Book industry wholesalers, such as Ingram and Baker & Taylor (the two largest in the US), only sell to retailers and libraries, usually at about a 40% discount from list price. The retailers then sell those books to consumers at full list price, or at whatever discount or markup from the list price they choose. Thus, a traditional wholesaler does not cut into full-price sales by either the retailers they sell to, or the publishers who sell to the wholesaler (assuming the publisher sells direct to consumers; some do, some don’t). If Google sells books direct to consumers they will be competing with their own trading partners. They will probably also be getting larger profits from sales to consumers than sales to retailers.

It is unclear from this article whether Google plans to sell the so-called orphan works in their new bookstore, or the new books they scanned whose copyright holders opted out of the Settlement.

Neither publishers nor authors really need Google Editions. Anyone can sell an e-book through Amazon’s Kindle, Barnes & Noble’s Nook, and other formats and venues. Absolutely any publisher can sell an e-book, print book, and/or audio book to Amazon and/or Barnes & Noble online, either via a direct contract with the retailer or through a wholesaler. (They accept pretty much any and every book, though Amazon did recently pull some kiddy porn from their list after protests.) Ingram sells e-books and audio books (as well as an enormous number of print books) and provides a print-on-demand service. B & T definitely sells print books and probably sells e-books, but I don’t sell through them any more so I’m not positive. Print-on-demand is available through a number of vanity/subsidy press publishers, but also (cheaper and just as good) from various companies that do straightforward printing.

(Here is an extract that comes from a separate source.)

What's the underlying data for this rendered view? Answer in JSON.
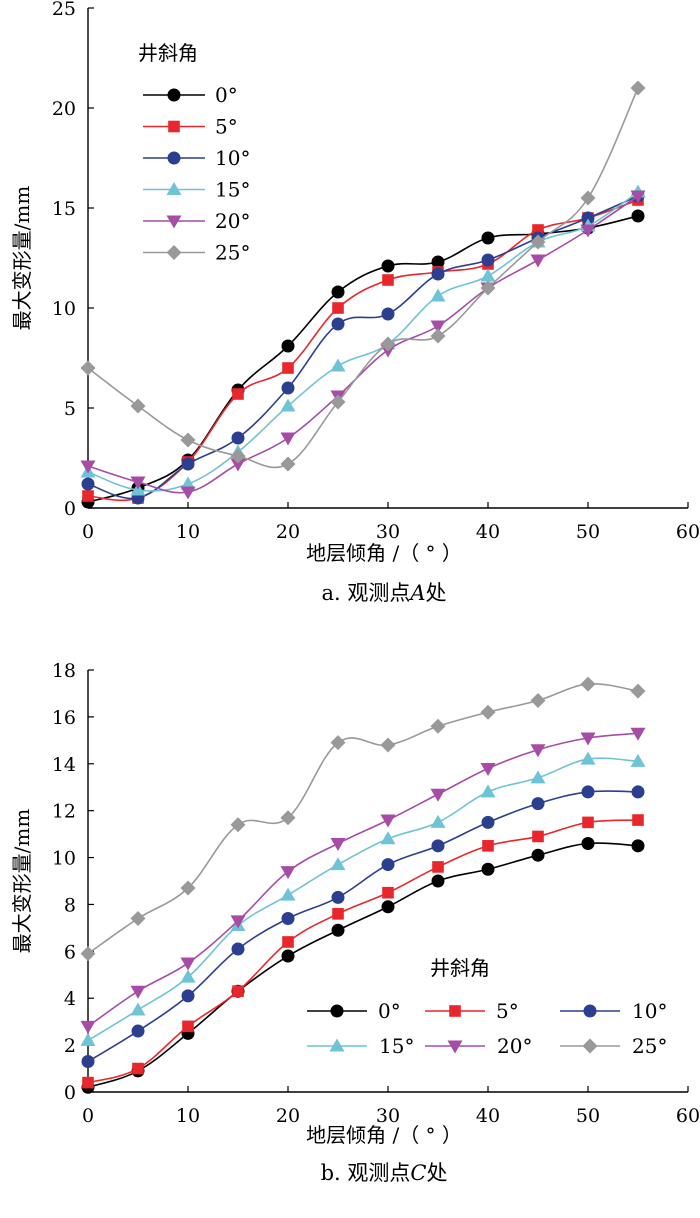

There are a great many other book distributors and retailers on the web, also publisher websites where the publisher does direct sales. Most of them appear in any search engine search, and are also listed with mega-book-search services such as www.addall.com.

The current, opt-in Google Book Search is no sales miracle. There are so many other places to look for books that customers do not use it by default—Amazon is much more popular. Note, by the way, Amazon’s Search Inside feature contains the whole book, BUT it is fully opt-in and opting in is by no means required in a contract with them.

Why the ABA thinks they really need Google is beyond me, unless they figured Google would just sell copyrighted books without permission anyway.